Von Holger Rohde

Lange Gesichter beim FV 08 Rottweil: Der Trainerwechsel trägt (noch) keine Früchte. Gegen den FC Rottenburg gab es für die Nullachter mit der dritten Heimnniederlage einen herben Genickschlag.

"Dieses 3:4 ist wirklich bitter, weil es völlig unnötig war", zeigt Interimstrainer Udo Leopold auf. Der Spielverlauf gibt ihm Recht: "Die erste Halbzeit war eine echte Katastrophe. Da habe ich gedacht, ich sehe nicht richtig. Nichts was wir uns vorgenommen haben, wurde umgesetzt. In der Halbzeit bin ich in der Kabine richtig laut geworden und habe die Spieler an ihrer Ehre gepackt." Zu diesem Zeitpunkt führte Rottenburg mit 2:0. Nach dem Wechsel fruchtete die Ansprache zumindest 35 Minuten lang: "Da haben die Jungs super gespielt.

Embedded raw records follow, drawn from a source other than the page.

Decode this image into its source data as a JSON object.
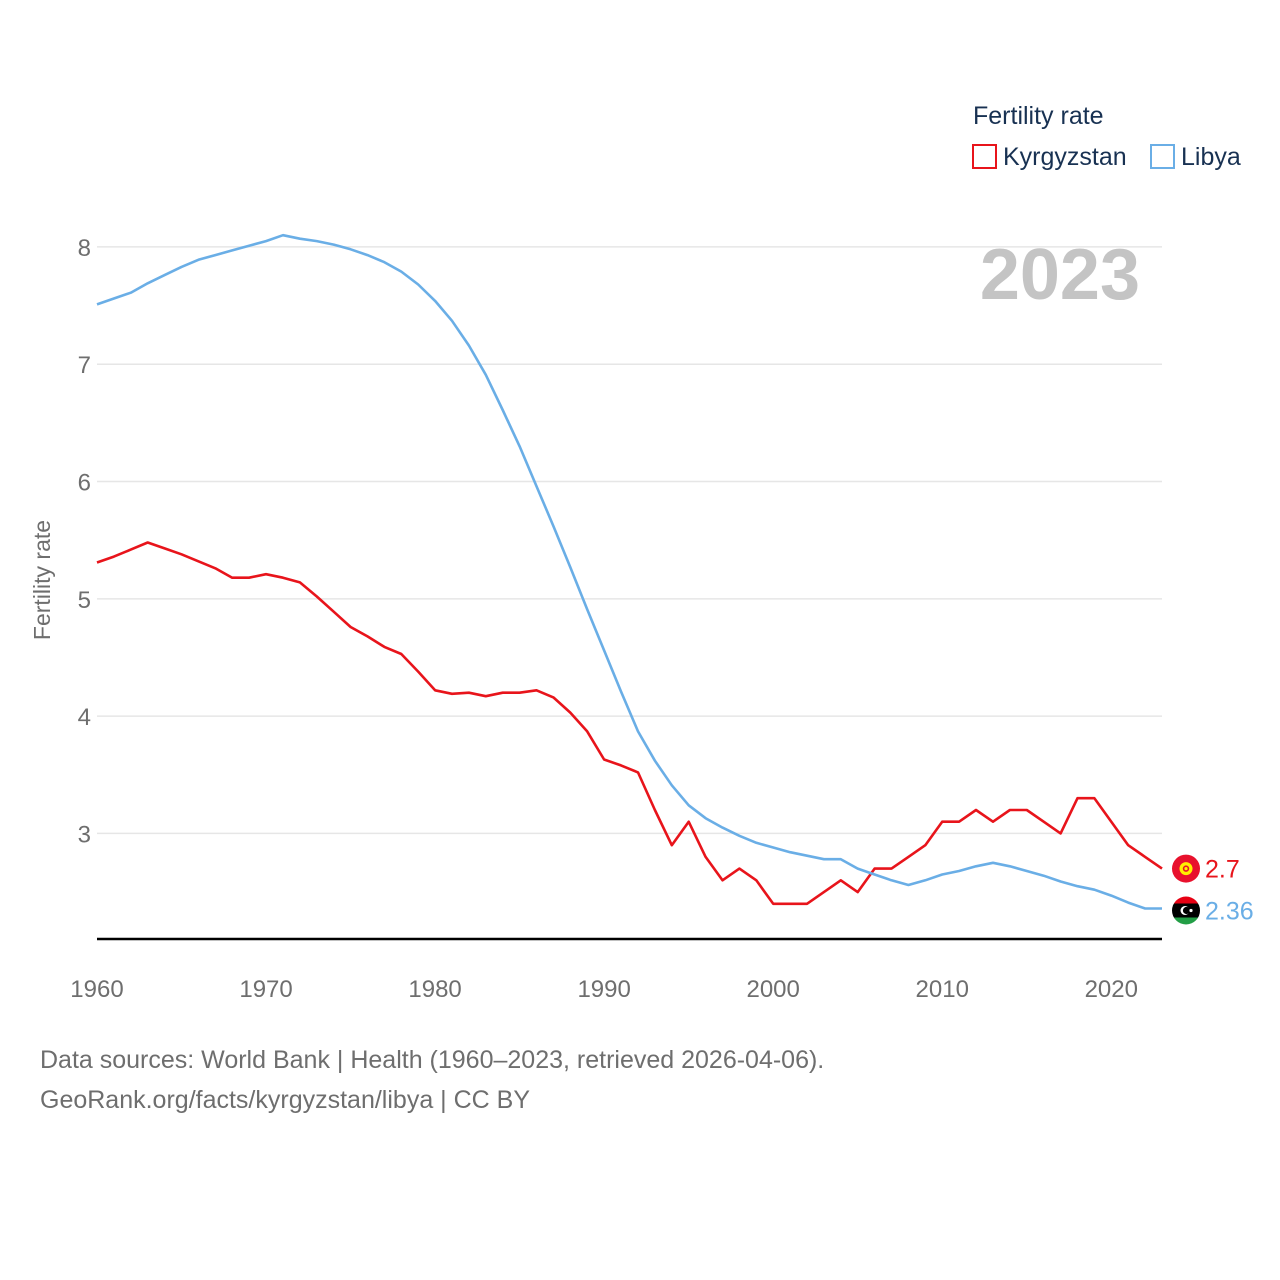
{
  "chart_data": {
    "type": "line",
    "ylabel": "Fertility rate",
    "xlabel": "",
    "legend_title": "Fertility rate",
    "legend_position": "top-right",
    "year_label": "2023",
    "xlim": [
      1960,
      2023
    ],
    "ylim": [
      2.1,
      8.4
    ],
    "x_ticks": [
      1960,
      1970,
      1980,
      1990,
      2000,
      2010,
      2020
    ],
    "y_ticks": [
      3,
      4,
      5,
      6,
      7,
      8
    ],
    "grid": true,
    "series": [
      {
        "name": "Kyrgyzstan",
        "color": "#e8141b",
        "end_label": "2.7",
        "flag_icon": "kyrgyzstan-flag-icon",
        "x": [
          1960,
          1961,
          1962,
          1963,
          1964,
          1965,
          1966,
          1967,
          1968,
          1969,
          1970,
          1971,
          1972,
          1973,
          1974,
          1975,
          1976,
          1977,
          1978,
          1979,
          1980,
          1981,
          1982,
          1983,
          1984,
          1985,
          1986,
          1987,
          1988,
          1989,
          1990,
          1991,
          1992,
          1993,
          1994,
          1995,
          1996,
          1997,
          1998,
          1999,
          2000,
          2001,
          2002,
          2003,
          2004,
          2005,
          2006,
          2007,
          2008,
          2009,
          2010,
          2011,
          2012,
          2013,
          2014,
          2015,
          2016,
          2017,
          2018,
          2019,
          2020,
          2021,
          2022,
          2023
        ],
        "values": [
          5.31,
          5.36,
          5.42,
          5.48,
          5.43,
          5.38,
          5.32,
          5.26,
          5.18,
          5.18,
          5.21,
          5.18,
          5.14,
          5.02,
          4.89,
          4.76,
          4.68,
          4.59,
          4.53,
          4.38,
          4.22,
          4.19,
          4.2,
          4.17,
          4.2,
          4.2,
          4.22,
          4.16,
          4.03,
          3.87,
          3.63,
          3.58,
          3.52,
          3.2,
          2.9,
          3.1,
          2.8,
          2.6,
          2.7,
          2.6,
          2.4,
          2.4,
          2.4,
          2.5,
          2.6,
          2.5,
          2.7,
          2.7,
          2.8,
          2.9,
          3.1,
          3.1,
          3.2,
          3.1,
          3.2,
          3.2,
          3.1,
          3.0,
          3.3,
          3.3,
          3.1,
          2.9,
          2.8,
          2.7
        ]
      },
      {
        "name": "Libya",
        "color": "#6aaee6",
        "end_label": "2.36",
        "flag_icon": "libya-flag-icon",
        "x": [
          1960,
          1961,
          1962,
          1963,
          1964,
          1965,
          1966,
          1967,
          1968,
          1969,
          1970,
          1971,
          1972,
          1973,
          1974,
          1975,
          1976,
          1977,
          1978,
          1979,
          1980,
          1981,
          1982,
          1983,
          1984,
          1985,
          1986,
          1987,
          1988,
          1989,
          1990,
          1991,
          1992,
          1993,
          1994,
          1995,
          1996,
          1997,
          1998,
          1999,
          2000,
          2001,
          2002,
          2003,
          2004,
          2005,
          2006,
          2007,
          2008,
          2009,
          2010,
          2011,
          2012,
          2013,
          2014,
          2015,
          2016,
          2017,
          2018,
          2019,
          2020,
          2021,
          2022,
          2023
        ],
        "values": [
          7.51,
          7.56,
          7.61,
          7.69,
          7.76,
          7.83,
          7.89,
          7.93,
          7.97,
          8.01,
          8.05,
          8.1,
          8.07,
          8.05,
          8.02,
          7.98,
          7.93,
          7.87,
          7.79,
          7.68,
          7.54,
          7.37,
          7.16,
          6.91,
          6.61,
          6.3,
          5.96,
          5.62,
          5.27,
          4.91,
          4.56,
          4.21,
          3.87,
          3.62,
          3.41,
          3.24,
          3.13,
          3.05,
          2.98,
          2.92,
          2.88,
          2.84,
          2.81,
          2.78,
          2.78,
          2.7,
          2.65,
          2.6,
          2.56,
          2.6,
          2.65,
          2.68,
          2.72,
          2.75,
          2.72,
          2.68,
          2.64,
          2.59,
          2.55,
          2.52,
          2.47,
          2.41,
          2.36,
          2.36
        ]
      }
    ]
  },
  "footer": {
    "sources": "Data sources: World Bank | Health (1960–2023, retrieved 2026-04-06).",
    "credit": "GeoRank.org/facts/kyrgyzstan/libya | CC BY"
  }
}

Wir hatten Chancen um Chancen. Trotz dem neuerlichen Gegentor zum 1:3 haben sie nicht aufgegeben. Wir waren die ganze Zeit dem 2:2 und nach der tollen Aufholjagd zum 3:3 dem 4:3-Siegtor absolut näher."

Warum hat es dann nicht gereicht? "Die Fehler die wir machen, sind schon bitter. Die ersten beiden Tore fallen nach Ecken, das 3:4 aus einem Einwurf – also drei Standardtreffer. Und dem 1:3 geht ein klares Foul an Hannes Friedrich voraus. Ich weiß da nicht, welcher klareren Beweise es noch braucht, als eine blutige Nase vom Ellenbogen des Gegenspielers. Mehr brauche ich dazu nicht sagen", will Leopold aber die Gesamtlage nicht zu beschönigen.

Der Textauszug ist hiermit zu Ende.